Da allora, stop alle comunicazione dirette, seppur mediate da Patrizia Messina Denaro, con il latitante: “Da quel momento ho avuto come interlocutore solo Francesco Guttadauro il quale, ad un certo punto, mi rappresentò la necessità di grosse somme di denaro da fare arrivare al latitante. Ho versato a Guttadauro in più tranche 60 mila euro a Guttadauro (proventi dei lavori Vento di Vino). L’ultimo versamento di 8 mila euro l’ho fatto nello scorso ottobre. Ho consegnato il denaro in contanti a Francesco Guttadauro nel negozio di Belicittà”. Si tratta dei soldi di cui parlavano in un’intercettazione Giovanni Santangelo, zio materno del latitante, e la sorella Rosa. Dei soldi che “gli servivano. Gli servivano… a Mattè”, forse per lasciare il suo ultimo rifugio.

A proposito di imprese e lavori, Cimarosa ha raccontato che Filardo si sarebbe occupato, attraverso la sua ditta, delle necessità della famiglia Messina Denaro. Tra gli arrestati del blitz trapanese, accusato di avere fittiziamente intestato i beni ai figli, Filardo nel frattempo è stato scarcerato, prima ancora che si conoscessero le dichiarazioni di Cimarosa. “La “BF Costruzioni è formalmente di proprietà di Giovanni Filardo, – ha messo a verbale Cimarosa – ma in realtà, per quanto mi consta, vi sono messi di fatto di proprietà di Vincenzo Panicola (marito di Patrizia Messina Denaro e anche lui in cella ndr) e Filippo Guttadauro (padre di Francesco, detenuto da anni ndr). Filardo ha sempre tenuto i contatti con Cosa nostra trapanese per conto di Matteo Messina Denaro. Filardo – ha proseguito – aveva rapporti con tutti i capimafia della provincia con cui regolava e concordava e metteva a posto lavori e appalti. Ciò mi è stato riferito in più occasioni da Lo Sciuto. Patrizia Messina Denaro, appena arrestato il Filardo si è presentata e ha preteso le percentuali sui lavori della BF. Filardo aveva disposto che dalla BF si consegnasse uno stipendio alla cugina patrizia per campare la famiglia. Ho personalmente ristrutturato la casa di Patrizia per lavori per circa 60 mila euro”.

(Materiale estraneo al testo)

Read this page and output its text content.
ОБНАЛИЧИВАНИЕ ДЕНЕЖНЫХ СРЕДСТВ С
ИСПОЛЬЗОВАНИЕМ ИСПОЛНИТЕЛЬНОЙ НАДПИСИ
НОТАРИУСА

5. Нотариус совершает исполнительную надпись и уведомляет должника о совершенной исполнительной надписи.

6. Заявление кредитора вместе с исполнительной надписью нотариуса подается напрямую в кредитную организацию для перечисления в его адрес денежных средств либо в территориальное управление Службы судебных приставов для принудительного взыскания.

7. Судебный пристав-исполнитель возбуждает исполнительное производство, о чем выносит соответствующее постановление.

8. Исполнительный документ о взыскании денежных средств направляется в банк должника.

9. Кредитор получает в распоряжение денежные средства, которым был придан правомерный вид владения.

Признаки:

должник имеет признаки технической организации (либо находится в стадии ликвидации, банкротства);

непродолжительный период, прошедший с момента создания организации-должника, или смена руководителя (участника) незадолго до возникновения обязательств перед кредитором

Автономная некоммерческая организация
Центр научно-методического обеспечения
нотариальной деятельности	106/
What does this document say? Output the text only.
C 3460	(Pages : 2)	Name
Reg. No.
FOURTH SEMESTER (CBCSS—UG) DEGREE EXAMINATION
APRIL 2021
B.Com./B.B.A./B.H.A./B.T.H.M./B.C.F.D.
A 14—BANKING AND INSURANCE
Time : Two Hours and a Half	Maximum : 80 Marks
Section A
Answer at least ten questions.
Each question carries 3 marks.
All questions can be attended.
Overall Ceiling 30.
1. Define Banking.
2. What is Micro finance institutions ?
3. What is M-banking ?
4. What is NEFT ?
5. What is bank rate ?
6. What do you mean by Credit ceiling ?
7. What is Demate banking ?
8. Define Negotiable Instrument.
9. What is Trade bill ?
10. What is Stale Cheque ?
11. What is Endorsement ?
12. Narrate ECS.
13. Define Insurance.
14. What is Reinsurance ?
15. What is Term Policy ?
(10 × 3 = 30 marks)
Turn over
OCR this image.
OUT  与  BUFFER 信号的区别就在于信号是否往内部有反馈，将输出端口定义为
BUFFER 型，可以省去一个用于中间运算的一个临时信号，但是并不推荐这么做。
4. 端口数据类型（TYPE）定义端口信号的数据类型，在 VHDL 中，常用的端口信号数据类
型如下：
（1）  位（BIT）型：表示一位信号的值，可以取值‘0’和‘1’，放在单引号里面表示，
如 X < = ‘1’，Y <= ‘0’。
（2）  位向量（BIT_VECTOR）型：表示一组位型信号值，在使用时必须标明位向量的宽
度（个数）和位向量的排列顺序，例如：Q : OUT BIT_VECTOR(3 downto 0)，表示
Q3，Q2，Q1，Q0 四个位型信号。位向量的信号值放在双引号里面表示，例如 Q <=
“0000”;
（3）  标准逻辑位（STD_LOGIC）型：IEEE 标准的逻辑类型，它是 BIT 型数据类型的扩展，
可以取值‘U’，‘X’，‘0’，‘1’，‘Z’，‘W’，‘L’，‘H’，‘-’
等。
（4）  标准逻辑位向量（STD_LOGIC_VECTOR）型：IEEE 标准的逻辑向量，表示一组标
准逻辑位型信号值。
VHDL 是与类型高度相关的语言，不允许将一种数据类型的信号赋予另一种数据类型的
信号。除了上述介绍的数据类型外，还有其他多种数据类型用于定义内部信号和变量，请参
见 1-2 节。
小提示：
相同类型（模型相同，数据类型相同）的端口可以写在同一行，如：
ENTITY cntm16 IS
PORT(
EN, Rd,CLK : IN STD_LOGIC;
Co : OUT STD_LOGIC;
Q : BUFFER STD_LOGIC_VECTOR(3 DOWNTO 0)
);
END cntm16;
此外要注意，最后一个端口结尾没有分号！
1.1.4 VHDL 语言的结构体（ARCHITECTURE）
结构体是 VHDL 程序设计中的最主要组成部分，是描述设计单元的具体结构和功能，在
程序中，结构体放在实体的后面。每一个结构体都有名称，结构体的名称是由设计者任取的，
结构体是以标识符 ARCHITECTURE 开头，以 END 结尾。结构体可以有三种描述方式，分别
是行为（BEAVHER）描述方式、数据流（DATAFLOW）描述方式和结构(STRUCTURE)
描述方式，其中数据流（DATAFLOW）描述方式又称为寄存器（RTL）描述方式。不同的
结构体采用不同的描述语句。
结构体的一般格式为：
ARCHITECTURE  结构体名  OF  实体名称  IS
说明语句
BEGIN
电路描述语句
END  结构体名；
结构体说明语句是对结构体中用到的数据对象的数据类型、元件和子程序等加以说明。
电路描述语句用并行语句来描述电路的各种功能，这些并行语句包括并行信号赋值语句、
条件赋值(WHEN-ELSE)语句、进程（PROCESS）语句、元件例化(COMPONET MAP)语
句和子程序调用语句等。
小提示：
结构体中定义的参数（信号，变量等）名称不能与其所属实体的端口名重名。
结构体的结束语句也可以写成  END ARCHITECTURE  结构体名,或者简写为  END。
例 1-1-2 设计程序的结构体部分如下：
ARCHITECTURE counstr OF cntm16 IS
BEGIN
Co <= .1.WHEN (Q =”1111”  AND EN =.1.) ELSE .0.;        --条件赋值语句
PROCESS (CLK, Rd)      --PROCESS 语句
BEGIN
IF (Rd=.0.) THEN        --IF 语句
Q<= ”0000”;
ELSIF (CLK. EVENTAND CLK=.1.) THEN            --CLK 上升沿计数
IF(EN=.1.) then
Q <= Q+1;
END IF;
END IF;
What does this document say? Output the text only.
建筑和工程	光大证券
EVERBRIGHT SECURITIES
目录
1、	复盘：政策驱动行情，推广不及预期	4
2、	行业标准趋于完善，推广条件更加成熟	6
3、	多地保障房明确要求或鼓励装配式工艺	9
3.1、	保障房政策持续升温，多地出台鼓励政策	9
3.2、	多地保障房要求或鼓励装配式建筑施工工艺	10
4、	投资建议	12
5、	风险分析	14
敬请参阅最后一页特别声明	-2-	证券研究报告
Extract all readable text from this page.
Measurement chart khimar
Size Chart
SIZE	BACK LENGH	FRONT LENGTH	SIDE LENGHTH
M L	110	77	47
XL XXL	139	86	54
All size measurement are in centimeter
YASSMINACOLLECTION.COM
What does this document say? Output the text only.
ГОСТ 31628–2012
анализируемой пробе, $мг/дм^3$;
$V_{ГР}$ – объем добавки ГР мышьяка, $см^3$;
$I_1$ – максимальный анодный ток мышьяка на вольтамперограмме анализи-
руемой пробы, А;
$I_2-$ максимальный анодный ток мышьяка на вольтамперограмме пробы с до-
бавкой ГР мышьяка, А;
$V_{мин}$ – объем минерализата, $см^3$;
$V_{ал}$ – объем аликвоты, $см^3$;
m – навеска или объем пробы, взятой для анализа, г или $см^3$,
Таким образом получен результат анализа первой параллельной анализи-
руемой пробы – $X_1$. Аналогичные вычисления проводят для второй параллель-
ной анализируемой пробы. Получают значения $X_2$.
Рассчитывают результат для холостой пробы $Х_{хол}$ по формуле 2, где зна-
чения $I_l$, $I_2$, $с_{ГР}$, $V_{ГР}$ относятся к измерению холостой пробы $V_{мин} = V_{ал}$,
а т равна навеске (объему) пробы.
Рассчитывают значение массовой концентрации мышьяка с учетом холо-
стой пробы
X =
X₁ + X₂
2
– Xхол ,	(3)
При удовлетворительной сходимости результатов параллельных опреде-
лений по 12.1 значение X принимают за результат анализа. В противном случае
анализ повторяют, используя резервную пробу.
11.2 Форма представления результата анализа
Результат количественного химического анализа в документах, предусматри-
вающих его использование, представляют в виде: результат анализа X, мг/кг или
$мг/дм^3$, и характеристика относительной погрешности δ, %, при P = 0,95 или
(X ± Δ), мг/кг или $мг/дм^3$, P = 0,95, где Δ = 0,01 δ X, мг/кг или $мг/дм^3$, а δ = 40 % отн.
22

A proposito di affari, Cimarosa, in particolare, ha ricostruito quello del parco eolico Vento di Vino di Mazara del Vallo. La committente Fera si era rivolta alla Cedelt che gestiva il cantiere per estromettere le imprese legate al clan di Castelvetrano. Cimarosa e Filardo avrebbero avuto il controllo degli appalti. “La Cedelt si rivolse a Nino Durante (fratello di Davide, ex presidente di Confindustria Trapani ndr) – ha spiegato il cugino del latitante – ma quest’ultimo non avendo personale e mezzi specializzati su tali lavori si rivolse sempre a Lo Sciuto. Ad un certo punto io e Lo Sciuto ci recammo ad Avellino e concludiamo l’affare con la Cedelt. Successivamente stipuliamo i contratti come MG e BF. Ribadisco che dai proventi dell’appalto che MG svolse in quel campo eolico trassi i 60 mila che Francesco Guttadauro mi chiese per il latitante”. Si tratta di una conferma di quando avevano già ascoltato i carabinieri del Ros. Un responsabile della Cedelt, captato dalla microspie, diceva: “Dopo tutto quello che è successo all’impresa di Filardo noi non possiamo più procedere con loro… Il messaggio che hanno voluto dare loro e’ di avere a che fare con un’impresa che è tranquilla magari che è di Confindustria…”.